Day 113 – mile 2,020
20 miles – not full day walking as had to get back from Sisters to the trail.
 
Day 114 – mile 2,050
30 miles. The big days of southbounders going past now – they’ve started in Canada in early July, either thru-hiking or people who started north then flipped to avoid the Sierra snow. I see many old faces today from the desert – Animal, kermit, and 4 or 5 others
 
I feel like we own the place now.
 
Day 115 – mile 2,079
29 miles – the trail is lined with huckleberries
 
Day 116 – mile 2,107
28 miles – past Timberline Lodge and around Mt Hood.
 
Day 117 – mile 2,137
30 miles – I meet chips (part of a pair of Danish guys, together called chips and dip), he’s about to complete the Oregon challenge – walking the whole thing in 14 days.
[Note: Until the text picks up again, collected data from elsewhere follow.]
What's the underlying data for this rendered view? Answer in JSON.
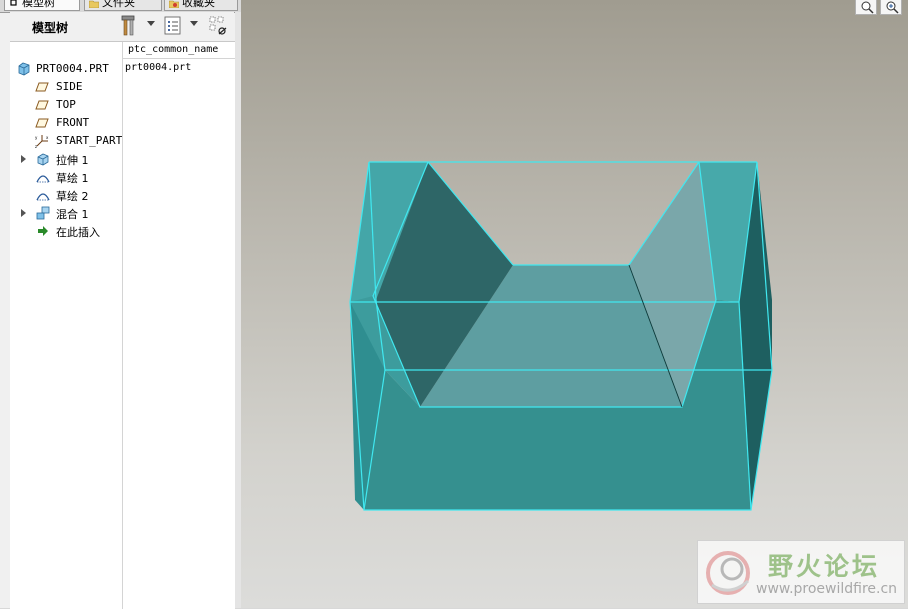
{
  "tabs": [
    {
      "label": "模型树",
      "active": true
    },
    {
      "label": "文件夹",
      "active": false
    },
    {
      "label": "收藏夹",
      "active": false
    }
  ],
  "toolbar": {
    "title": "模型树",
    "icons": [
      "settings-icon",
      "show-icon",
      "filter-icon"
    ]
  },
  "column_header": "ptc_common_name",
  "tree": [
    {
      "label": "PRT0004.PRT",
      "icon": "part-icon",
      "column_value": "prt0004.prt",
      "expandable": false,
      "level": 0
    },
    {
      "label": "SIDE",
      "icon": "datum-plane-icon",
      "column_value": "",
      "expandable": false,
      "level": 1
    },
    {
      "label": "TOP",
      "icon": "datum-plane-icon",
      "column_value": "",
      "expandable": false,
      "level": 1
    },
    {
      "label": "FRONT",
      "icon": "datum-plane-icon",
      "column_value": "",
      "expandable": false,
      "level": 1
    },
    {
      "label": "START_PART",
      "icon": "coordinate-system-icon",
      "column_value": "",
      "expandable": false,
      "level": 1
    },
    {
      "label": "拉伸 1",
      "icon": "extrude-icon",
      "column_value": "",
      "expandable": true,
      "level": 1
    },
    {
      "label": "草绘 1",
      "icon": "sketch-icon",
      "column_value": "",
      "expandable": false,
      "level": 1
    },
    {
      "label": "草绘 2",
      "icon": "sketch-icon",
      "column_value": "",
      "expandable": false,
      "level": 1
    },
    {
      "label": "混合 1",
      "icon": "blend-icon",
      "column_value": "",
      "expandable": true,
      "level": 1
    },
    {
      "label": "在此插入",
      "icon": "insert-here-icon",
      "column_value": "",
      "expandable": false,
      "level": 1
    }
  ],
  "viewport": {
    "buttons": [
      "zoom-fit-icon",
      "zoom-in-icon"
    ]
  },
  "watermark": {
    "cn_text": "野火论坛",
    "url": "www.proewildfire.cn"
  },
  "colors": {
    "model_face": "#3a9498",
    "model_edge": "#40e8f0",
    "model_dark": "#1d5d5f",
    "panel_bg": "#f0f0f0"
  }
}
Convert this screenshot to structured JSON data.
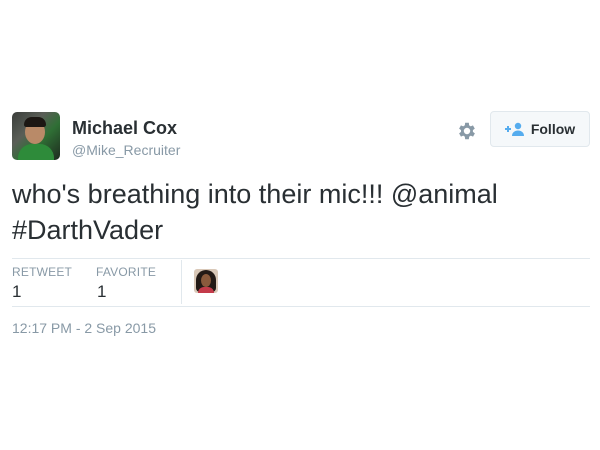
{
  "author": {
    "name": "Michael Cox",
    "handle": "@Mike_Recruiter"
  },
  "actions": {
    "settings_icon": "gear-icon",
    "follow_icon": "follow-user-icon",
    "follow_label": "Follow"
  },
  "tweet": {
    "text_part1": "who's breathing into their mic!!! ",
    "mention": "@animal",
    "hashtag": "#DarthVader"
  },
  "stats": {
    "retweet_label": "RETWEET",
    "retweet_count": "1",
    "favorite_label": "FAVORITE",
    "favorite_count": "1"
  },
  "timestamp": "12:17 PM - 2 Sep 2015",
  "colors": {
    "text": "#292f33",
    "muted": "#8899a6",
    "accent": "#55acee",
    "border": "#e1e8ed"
  }
}
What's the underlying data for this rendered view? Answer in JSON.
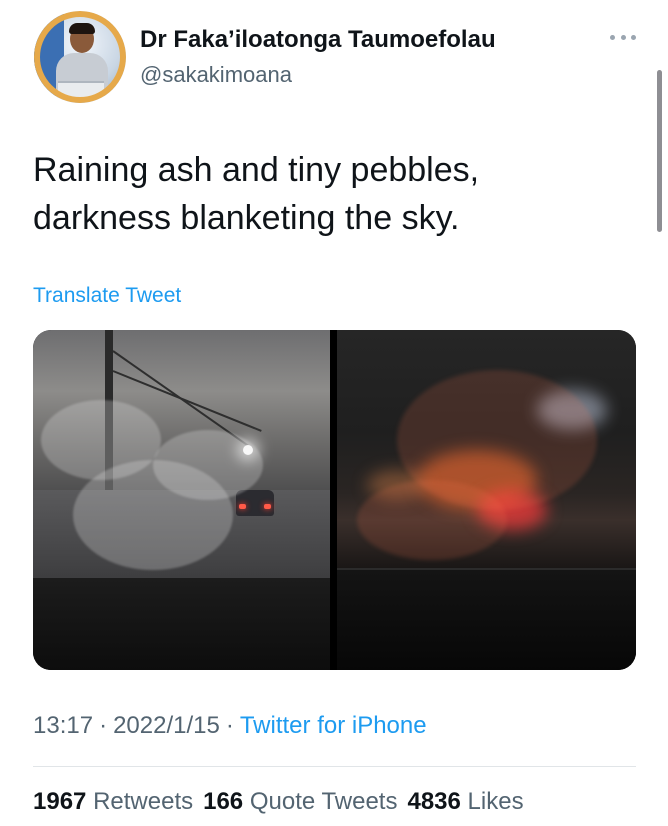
{
  "user": {
    "display_name": "Dr Faka’iloatonga Taumoefolau",
    "handle": "@sakakimoana"
  },
  "tweet": {
    "text_lines": [
      "Raining ash and tiny pebbles,",
      "darkness blanketing the sky."
    ],
    "translate_label": "Translate Tweet",
    "time": "13:17",
    "date": "2022/1/15",
    "separator": "·",
    "source": "Twitter for iPhone"
  },
  "stats": {
    "retweets_count": "1967",
    "retweets_label": "Retweets",
    "quotes_count": "166",
    "quotes_label": "Quote Tweets",
    "likes_count": "4836",
    "likes_label": "Likes"
  },
  "media": [
    {
      "kind": "photo",
      "subject": "rain-streaked windshield with car ahead"
    },
    {
      "kind": "photo",
      "subject": "blurred red tail lights through wet windshield at night"
    }
  ],
  "icons": [
    "more-options-icon"
  ],
  "colors": {
    "link": "#1d9bf0",
    "secondary_text": "#536471",
    "primary_text": "#0f1419"
  }
}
That is impressive – 32.5 trail miles per day, and there’s always some extra non-trail miles to add on top.
 
Day 118 – mile 2,147
Success. Reach the border in time for breakfast. I buy Chips a beer to celebrate his amazing victory and also do his laundry for him. (He can’t do either himself because a) he’s 18 and b) he basically can’t move any more)
 
[discussing the Oregon Challenge]
Me: did you enjoy it at all?
Chips: no.
 
Day 119 – mile 2,146
Back to Cascade locks for the PCT Days festival.
 
Hikers have hitched in from up and down the trail – so many people are here. Eleven, Lefty and Coach from Bear Creek. Mountain and Lion, of Switzerland. Renaissance (aka Grizzz) and the Track Team. Conundrum from Belgium. Maple – who quit with her group to go on a road trip (I think she’s decided here to try to go back to where she left and finish it). Jay and Silent Bob – man and dog that I met at mile 500ish and am amazed to find made it through the Sierra. Couple of guys that I camped with on day 1.  Some guys who were a bit misogynist. The kinda racist guy from a week back.
 
It’s great to see them all. Well. Mostly. Perhaps in ascending order of bigotry.
 
Next up: Washington!

Ent celebrates carrying a beer up this hill, by having a beer.

Room with a view.

Columbia River on the Oregon / Washington border.

The Bridge of the Gods, over to Washington. This is where Reese Witherspoon stopped walking in her film ‘Walk the Line’ (Johnny Cash made it all the way to Canada)

Conundrum on Thunder Island.  

As in, that guy, on this island.  Not an Agatha Christie novel.

I got drunk here. I know this because when someone tried to remember the name of Thunder Island and said ‘Thunder…. Thunder… Thunder…’ (to which I thought the obvious response was ‘thundercats, ho!’) I was led into the tortured and dizzying world of trying to explain the premise of Thundercats to a disbelieving and increasingly hostile audience. Try it – it is very difficult.